How much all of the above factors ultimately influence new game sales and whether or not the overall result is positive or negative is something I don’t think anyone can really answer. I personally believe that recent moves to generate revenue for publishers from pre owned sales (online passes etc) are reasonable in principal but I would much prefer to see deals struck to revenue share with the publishers directly rather than impacting on the customer.

Publishers and retailers have to remember at all times that they both need the customer to be willing to buy their products and I think any moves to completely eradicate the pre owned market would be a big mistake – especially if one console were to do this. If the next generation Xbox were to implement such a program it would severely hamper sales of that console and would drive customers to other platforms. I can’t see it happening to be honest but if it does it would need to be coupled with a large reduction in the cost prices to retailers of the games for that console. Quite simply if in the morning the pre owned market was eradicated on the current generation of consoles retailers would have to price new games 20%-25% higher to survive (and even then the drop in demand would most likely prove fatal to the retailer) If the publishers slashed the cost price of their product to the retailer this would allow the retailer to maintain the current sale price and maintain some demand. Realistically though the cost prices would need to be slashed even further. This would allow the retail price to be lowered further to make up for the fall in demand from those unable to afford the new game now that the funding via trade ins were no longer an option.

In summary I believe that the pre owned market is essential to both the retailer and the publisher under the current pricing model. If the pre owned market is to be taken out of the equation it needs to happen in conjunction with a significant downward shift in new game pricing or else the industry as a whole will suffer. Ultimately as a retailer these decisions are out of our hands and all we can do is adapt to the changes if and when they come.

TGL: What do you have planned for the future?

GN: Our plans for the future are to continue to build the Gamesnash brand online and to roll out expanded Gamesnash Live venues nationwide.

TGL: Finally, if you could make several key changes to the Irish gaming retail market, or distribution sector in Ireland, that would improve overall trading standards – what would they be?

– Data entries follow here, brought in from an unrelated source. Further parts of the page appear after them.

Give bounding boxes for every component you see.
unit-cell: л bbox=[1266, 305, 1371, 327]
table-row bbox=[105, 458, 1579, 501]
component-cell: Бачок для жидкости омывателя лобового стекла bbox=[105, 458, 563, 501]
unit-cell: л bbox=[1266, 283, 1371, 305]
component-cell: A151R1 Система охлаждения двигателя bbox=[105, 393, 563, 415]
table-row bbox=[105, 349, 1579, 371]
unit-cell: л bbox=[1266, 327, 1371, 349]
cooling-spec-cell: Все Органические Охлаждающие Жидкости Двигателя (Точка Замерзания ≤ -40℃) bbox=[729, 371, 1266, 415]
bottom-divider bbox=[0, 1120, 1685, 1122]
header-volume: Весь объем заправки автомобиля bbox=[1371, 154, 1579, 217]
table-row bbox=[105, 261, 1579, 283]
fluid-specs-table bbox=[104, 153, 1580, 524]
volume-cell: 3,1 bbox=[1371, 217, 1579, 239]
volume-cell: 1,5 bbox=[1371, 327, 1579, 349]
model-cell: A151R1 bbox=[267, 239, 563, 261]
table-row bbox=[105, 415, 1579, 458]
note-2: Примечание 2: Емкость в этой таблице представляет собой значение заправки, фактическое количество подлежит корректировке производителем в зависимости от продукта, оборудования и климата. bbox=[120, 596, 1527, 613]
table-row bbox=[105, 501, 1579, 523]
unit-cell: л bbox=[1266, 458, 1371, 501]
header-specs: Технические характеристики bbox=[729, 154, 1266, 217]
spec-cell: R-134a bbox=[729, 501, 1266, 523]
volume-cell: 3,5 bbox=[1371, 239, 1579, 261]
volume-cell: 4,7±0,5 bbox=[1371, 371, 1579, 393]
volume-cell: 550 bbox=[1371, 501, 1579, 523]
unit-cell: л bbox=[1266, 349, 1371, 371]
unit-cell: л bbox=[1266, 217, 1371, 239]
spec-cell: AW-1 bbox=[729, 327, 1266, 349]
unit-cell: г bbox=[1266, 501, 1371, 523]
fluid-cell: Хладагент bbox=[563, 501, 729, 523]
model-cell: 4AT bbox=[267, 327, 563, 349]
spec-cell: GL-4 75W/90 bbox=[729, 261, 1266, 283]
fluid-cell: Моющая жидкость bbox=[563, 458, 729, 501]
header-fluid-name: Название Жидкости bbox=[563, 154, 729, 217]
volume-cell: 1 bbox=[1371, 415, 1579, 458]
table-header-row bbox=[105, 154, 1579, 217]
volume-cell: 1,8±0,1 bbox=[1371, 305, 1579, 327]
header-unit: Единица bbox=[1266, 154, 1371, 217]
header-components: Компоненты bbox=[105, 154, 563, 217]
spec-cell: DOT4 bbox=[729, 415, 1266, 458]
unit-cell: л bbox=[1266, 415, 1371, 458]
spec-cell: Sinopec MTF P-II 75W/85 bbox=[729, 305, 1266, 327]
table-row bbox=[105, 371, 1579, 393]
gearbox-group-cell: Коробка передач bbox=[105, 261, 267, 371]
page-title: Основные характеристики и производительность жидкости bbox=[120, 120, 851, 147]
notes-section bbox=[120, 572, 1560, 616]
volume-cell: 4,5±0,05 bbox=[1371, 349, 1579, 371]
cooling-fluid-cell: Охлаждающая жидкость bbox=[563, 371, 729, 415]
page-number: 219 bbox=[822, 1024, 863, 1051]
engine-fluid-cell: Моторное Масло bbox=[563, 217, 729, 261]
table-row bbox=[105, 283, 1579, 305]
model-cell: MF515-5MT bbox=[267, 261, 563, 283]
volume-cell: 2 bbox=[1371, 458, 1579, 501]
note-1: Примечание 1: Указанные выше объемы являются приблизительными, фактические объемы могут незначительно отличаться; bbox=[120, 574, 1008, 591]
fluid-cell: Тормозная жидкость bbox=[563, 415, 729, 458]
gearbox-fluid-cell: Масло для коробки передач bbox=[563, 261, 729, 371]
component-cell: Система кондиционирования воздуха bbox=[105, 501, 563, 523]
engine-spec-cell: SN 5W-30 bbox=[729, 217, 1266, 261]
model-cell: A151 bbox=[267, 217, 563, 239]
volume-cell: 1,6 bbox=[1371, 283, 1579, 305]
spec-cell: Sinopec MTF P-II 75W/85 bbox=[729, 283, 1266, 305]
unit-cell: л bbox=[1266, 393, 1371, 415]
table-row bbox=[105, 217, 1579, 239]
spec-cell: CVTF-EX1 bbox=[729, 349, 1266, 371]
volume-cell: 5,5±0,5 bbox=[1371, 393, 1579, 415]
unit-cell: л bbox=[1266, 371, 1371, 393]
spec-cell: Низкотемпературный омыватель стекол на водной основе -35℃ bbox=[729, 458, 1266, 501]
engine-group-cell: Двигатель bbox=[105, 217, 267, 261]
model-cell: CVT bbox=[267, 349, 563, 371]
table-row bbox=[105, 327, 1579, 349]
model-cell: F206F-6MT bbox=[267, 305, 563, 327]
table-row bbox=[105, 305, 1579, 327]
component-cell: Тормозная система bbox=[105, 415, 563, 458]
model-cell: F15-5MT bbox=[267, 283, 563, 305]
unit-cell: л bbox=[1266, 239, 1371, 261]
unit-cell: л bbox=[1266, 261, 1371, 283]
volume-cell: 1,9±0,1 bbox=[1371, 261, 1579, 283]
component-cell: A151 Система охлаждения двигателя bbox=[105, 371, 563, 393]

GN: From our point of view we’d like a level playing field from which to compete against the bigger players. It’s very frustrating to see exclusive deals, discounts, game content and subsidies etc being offered to the established industry leaders. It makes trying to compete with these players / grow a startup business extremely difficult to do. We’d be happy to share revenue with publishers when we sell their pre owned games in return for better pricing of new games. We think that this would benefit everyone in the long term be that retailers, publishers or developers but most importantly the customer themselves.